Kemudian dalam pasal 18 ayat (4)
dipertegas lagi, yang menyatakan bahwa:
Gubernur, Bupati, dan Walikota masing-masing sebagai kepala
pemerintah daerah provinsi, kabupaten,
dan kota dipilih secara demokratis.
Pasca reformasi tepatnya setelah UUD 1945 berhasil diamandemen,
Tepatnya Sejak juni 2005, bangsa Indonesia memasuki babak baru berkaitan dengan
penyelenggaraan tata pemerintahan di tingkat daerah. Kepala daerah, baik
Bupati/Walikota maupun gubernur yang sebelumnya dipilih secara tidak langsung
oleh Dewan Perwakilan Rakyat Daerah, sejak juni 2005 dipilih langsung oleh
rakyat melalui pemilihan kepala daerah yang sering disebut dengan istilah
Pilkada langsung. Hal ini sesuai dengan pernyataan bahwa salah satu aspek
penting dalam penyelenggaraan otonomi daerah adalah semakin sentralnya peran
kepala daerah dalam penyelenggaraan pemerintahan yang dapat dilihat pada pasal
65 Undang-Undang Nomor 23 Tahun 2004 tentang Pemerintahan Daerah, sebagaimana
diubah oleh Undang-Undang Nomor 2 Tahun 2015 Tentang Penetapan Peraturan
Pemerintah Pengganti Undang-Undang Nomor 2 Tahun 2014 Tentang Perubahan Atas
Undang-Undang Nomor 23 Tahun 2014 Tentang Pemerintahan Daerah Menjadi
Undang-Undang Dan Undang-Undang Nomor 9 Tahun 2015 tentang Perubahan Kedua
Undang-Undang Nomor 23 Tahun 2014.
Namun undang-undang nomor 9 tahun 2015 tentang perubahan kedua
undang-undang nomor 23 tahun 2014 tentang pemerintahan daerah tidak ada mengatur norma tentang bagaimana
penyelenggaraan pemilihan Gubernur, Bupati, dan Walikota sebagaimana diatur
dalam undang-undang nomor 32 tahun 2004 tentang pemerintahan daerah yang sering
disebut dengan istilah Pemilihan Kepala Daerah atau disingkat dengan PILKADA. Undang-undang
nomor 9 tahun 2015 ini hanya melakukan perubahan tentang fungsi dan wewenang
Dewan Perwakilan Rakyat Daerah baik provinsi, kabupaten, dan walikota
sebagimana diatur dalam undang-undang nomor 23 tahun 2014 yang tidak sesuai dengan undang-undang yang
mengatur tentang pemilihan Gubernur, Bupati, dan Walikota.
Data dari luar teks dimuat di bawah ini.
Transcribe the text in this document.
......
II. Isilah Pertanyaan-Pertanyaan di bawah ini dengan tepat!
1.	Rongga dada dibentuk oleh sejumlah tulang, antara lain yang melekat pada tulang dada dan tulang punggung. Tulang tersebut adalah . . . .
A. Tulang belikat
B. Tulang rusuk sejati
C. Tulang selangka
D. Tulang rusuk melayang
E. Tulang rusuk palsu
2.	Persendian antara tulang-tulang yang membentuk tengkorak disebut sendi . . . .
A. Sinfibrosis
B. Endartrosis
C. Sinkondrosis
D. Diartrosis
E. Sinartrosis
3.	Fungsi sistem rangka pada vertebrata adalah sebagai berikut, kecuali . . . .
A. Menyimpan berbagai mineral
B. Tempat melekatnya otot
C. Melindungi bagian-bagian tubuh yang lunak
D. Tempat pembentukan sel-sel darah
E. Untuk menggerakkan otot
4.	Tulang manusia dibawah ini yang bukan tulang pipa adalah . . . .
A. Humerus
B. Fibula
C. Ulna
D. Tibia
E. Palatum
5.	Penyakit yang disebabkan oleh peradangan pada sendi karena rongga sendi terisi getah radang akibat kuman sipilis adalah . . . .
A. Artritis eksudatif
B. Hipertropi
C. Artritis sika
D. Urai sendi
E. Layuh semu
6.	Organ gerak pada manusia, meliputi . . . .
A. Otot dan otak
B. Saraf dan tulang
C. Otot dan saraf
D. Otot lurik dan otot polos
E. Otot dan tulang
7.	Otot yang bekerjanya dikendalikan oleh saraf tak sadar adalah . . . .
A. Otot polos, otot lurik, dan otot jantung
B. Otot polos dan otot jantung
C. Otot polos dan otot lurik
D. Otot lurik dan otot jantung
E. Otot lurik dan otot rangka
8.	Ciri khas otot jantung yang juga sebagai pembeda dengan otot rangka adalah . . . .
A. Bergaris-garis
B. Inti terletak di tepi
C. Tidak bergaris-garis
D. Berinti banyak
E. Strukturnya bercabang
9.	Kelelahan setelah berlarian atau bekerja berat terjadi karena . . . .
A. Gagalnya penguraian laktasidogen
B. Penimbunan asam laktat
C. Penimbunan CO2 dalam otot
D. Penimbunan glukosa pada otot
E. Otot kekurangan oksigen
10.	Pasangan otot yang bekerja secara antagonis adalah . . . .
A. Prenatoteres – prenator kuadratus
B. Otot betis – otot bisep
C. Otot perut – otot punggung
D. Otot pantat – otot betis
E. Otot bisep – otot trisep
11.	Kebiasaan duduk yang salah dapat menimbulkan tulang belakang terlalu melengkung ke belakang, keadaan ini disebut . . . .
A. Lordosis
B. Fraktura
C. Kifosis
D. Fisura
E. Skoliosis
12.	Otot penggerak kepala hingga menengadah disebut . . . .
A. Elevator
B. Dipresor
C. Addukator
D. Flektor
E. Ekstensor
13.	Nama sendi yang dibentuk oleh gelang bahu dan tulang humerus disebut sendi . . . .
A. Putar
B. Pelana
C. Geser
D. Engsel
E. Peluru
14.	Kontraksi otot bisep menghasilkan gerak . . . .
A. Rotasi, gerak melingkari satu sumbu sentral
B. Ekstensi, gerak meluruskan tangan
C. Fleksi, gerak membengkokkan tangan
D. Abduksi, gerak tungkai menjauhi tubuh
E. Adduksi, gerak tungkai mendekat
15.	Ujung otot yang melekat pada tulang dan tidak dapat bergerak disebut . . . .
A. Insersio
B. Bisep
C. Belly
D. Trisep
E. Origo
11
Peraturan penyelenggaraan pemilihan kepala daerah atau yang sering
disebut dengan istilah pilkada yang diatur dalam undang-undang nomor 32 tahun
2004 tentang Pemerintahan Daerah, kemudian dirubah menjadi istilah pemilihan
Gubernur, Bupati, dan Walikota yang diatur tersendiri dalam undang-undang nomor
1 tahun 2015 yang dirubah kemudian dengan undan-undang Nomor 8 tahun 2015.
Undang-undang nomor 1 tahun 2015 yang dirubah kemudian dengan
undang-undang no 8 tahun 2015 ini dilatar belakangi karena undang-undang nomor
22 tahun 2014 tentang pemilihan pemilihan gubernur, bupati, dan walikota yang
mengatur mekanisme pemilihan kepala daerah secara tidak langsung melalui Dewan
Perwakilan Rakyat Daerah telah mendapatkan penolakan yang luas oleh rakyat dan
proses pengambilan keputusannya telah menimbulkan persoalan serta kegentingan
yang memaksa sesuai dengan Putusan Mahkamah Konstitusi Nomor 138/PPU-VII/2009.
Dengan demikian
Undang-Undang Pemerintahan Daerah tidak lagi mengatur norma tentang Pemilihan
Kepala Daerah, sesuai dengan Undang-Undang Nomor 9 Tahun 2015 Tentang Perubahan
Kedua atas Undang-Undan Nomor 23 Tahun 2014 Tantang Pemerintahan Daerah dan
Undang-Undang nomor 22 tahun 2004 dinyatakan tidak berlaku lagi.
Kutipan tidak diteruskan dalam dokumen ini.